In any list of this nature, for the last 100 years, we’d include the BBC. All over the world, if people want to know the truth, millions have tuned in to the BBC rather than their national channel. Old timers remember that, during the war, the voice of the BBC inspired resistance to Nazism all over Europe.
So those who run the BBC today have inherited a sacred trust. They should be firmly committed to representing the nation; unbiased, democratic, British.
Now, of course, the fact is that the BBC have argued with the government as long as they have been in existence. Governments have their own agendas and they want the BBC to reflect it. When it doesn’t, the independence of the broadcaster can be an aggravation.
The question today is whether the BBC are keeping up their own standards. The Board of Deputies don’t think so. The report of the demonstration by hooligans against a bus on a Chanukah outing in the West End has been slanted against the bus passengers. They have been accused of making an anti-Muslim remark. The passengers say it didn’t happen. What definitely happened was abuse by the hooligans. The introduction of the alleged remark evens up the criticism of the event.
The suggestion is that the BBC report was deliberately inaccurate, which, if true, makes it antisemitic. The BBC say they have a recording of the remark. If they have, they should broadcast it. Only by doing that can they protect their reputation, which has been our pride for all these years.
The BBC is a national institution. The senior staff are the guardians of its reputation; we might watch Sky a lot of the time, but when it comes to the Queen’s Christmas message, the figures show that a large number of us revert to the BBC.
It is part of our heritage which NBC or CBS can’t match. Tim Davie is the 17th Director General, following on from the first, Lord Reith. It was Reith who undermined the fascists prewar by agreeing to ban Sir Oswald Mosley from the air.
Tim Davie should take this report of the abuse very seriously. He should either prove its accuracy or apologise. If the report was inaccurate, the BBC needs to ensure that it can’t happen again. Whoever was responsible for it should be, at least, severely reprimanded. To let what was a report of a minor demonstration become a slur on the BBC’s reputation is far too high a price to pay.
The alternative is to shove the whole affair under the carpet, in which case Tim Davie is betraying his trust. He is a former deputy chair of the Hammersmith and Fulham Conservative party, so he must be well aware of the views of the government and, presumably, does not want to be tarred with the same brush as the present Labour Party.

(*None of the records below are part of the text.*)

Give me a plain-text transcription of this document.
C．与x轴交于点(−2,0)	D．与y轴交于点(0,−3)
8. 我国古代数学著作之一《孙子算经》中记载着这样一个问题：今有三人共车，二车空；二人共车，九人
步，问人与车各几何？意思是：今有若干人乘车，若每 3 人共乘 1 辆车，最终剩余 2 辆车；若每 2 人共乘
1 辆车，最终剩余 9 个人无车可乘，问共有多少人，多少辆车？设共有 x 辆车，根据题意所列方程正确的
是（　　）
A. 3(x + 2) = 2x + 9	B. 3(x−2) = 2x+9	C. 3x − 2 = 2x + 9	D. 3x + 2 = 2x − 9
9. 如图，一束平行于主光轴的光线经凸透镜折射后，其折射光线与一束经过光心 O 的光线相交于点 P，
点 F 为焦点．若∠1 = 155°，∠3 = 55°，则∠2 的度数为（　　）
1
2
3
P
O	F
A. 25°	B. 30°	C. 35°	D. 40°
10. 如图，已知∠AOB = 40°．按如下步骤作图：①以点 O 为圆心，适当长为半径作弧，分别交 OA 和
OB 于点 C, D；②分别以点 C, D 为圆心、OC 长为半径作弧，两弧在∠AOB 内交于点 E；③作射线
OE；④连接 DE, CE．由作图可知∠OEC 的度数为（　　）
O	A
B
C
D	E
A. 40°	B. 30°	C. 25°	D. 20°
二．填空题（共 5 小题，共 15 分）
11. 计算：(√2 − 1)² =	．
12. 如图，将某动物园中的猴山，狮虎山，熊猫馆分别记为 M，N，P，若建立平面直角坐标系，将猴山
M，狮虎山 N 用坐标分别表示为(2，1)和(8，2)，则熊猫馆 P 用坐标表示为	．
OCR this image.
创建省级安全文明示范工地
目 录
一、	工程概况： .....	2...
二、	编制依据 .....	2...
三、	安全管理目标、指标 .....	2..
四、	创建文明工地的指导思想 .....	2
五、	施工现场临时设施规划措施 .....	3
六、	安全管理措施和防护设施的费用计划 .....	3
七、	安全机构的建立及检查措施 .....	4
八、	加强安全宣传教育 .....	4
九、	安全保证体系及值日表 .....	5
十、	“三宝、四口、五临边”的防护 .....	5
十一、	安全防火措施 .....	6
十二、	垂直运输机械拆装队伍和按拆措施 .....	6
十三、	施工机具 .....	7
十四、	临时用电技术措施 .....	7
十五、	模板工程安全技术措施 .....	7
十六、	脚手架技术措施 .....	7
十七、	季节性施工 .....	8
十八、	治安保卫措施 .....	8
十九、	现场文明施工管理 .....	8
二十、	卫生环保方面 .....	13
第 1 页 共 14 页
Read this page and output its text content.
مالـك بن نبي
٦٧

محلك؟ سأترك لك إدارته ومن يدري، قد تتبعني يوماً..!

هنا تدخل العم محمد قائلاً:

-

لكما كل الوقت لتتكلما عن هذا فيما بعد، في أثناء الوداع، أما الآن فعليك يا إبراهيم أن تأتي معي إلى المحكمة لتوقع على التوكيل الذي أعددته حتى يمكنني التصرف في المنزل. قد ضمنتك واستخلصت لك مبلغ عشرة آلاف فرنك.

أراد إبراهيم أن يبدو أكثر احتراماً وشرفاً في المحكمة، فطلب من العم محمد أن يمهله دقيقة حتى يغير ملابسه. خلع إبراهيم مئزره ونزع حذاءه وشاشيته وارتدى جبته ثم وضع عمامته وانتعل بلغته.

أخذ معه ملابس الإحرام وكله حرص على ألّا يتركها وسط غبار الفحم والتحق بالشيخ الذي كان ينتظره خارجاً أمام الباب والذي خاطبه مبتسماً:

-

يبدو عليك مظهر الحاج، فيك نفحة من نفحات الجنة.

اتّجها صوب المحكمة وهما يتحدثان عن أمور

Of course, if it was deliberate rather than an error, it is unlikely that it was accidental. Everybody knows the trust we place in the BBC and if it is possible to influence its reporting in favour of a particular agenda, then many will try to gain a position where it is possible to achieve this.
It must, however, be very difficult to supervise the content of every report from the top; it needs a commitment throughout the organisation. Furthermore there could be a deliberate plan to put out distorted reports and then to excuse them by saying they were minor errors and not worth worrying about. We’re not likely to know what internal investigations Tim Davie is instituting but it makes the selection of the Director General an even more crucial decision of the government. We must have a Director General who has the confidence of the general public and this latest argument is a good test of whether this applies to the present incumbent.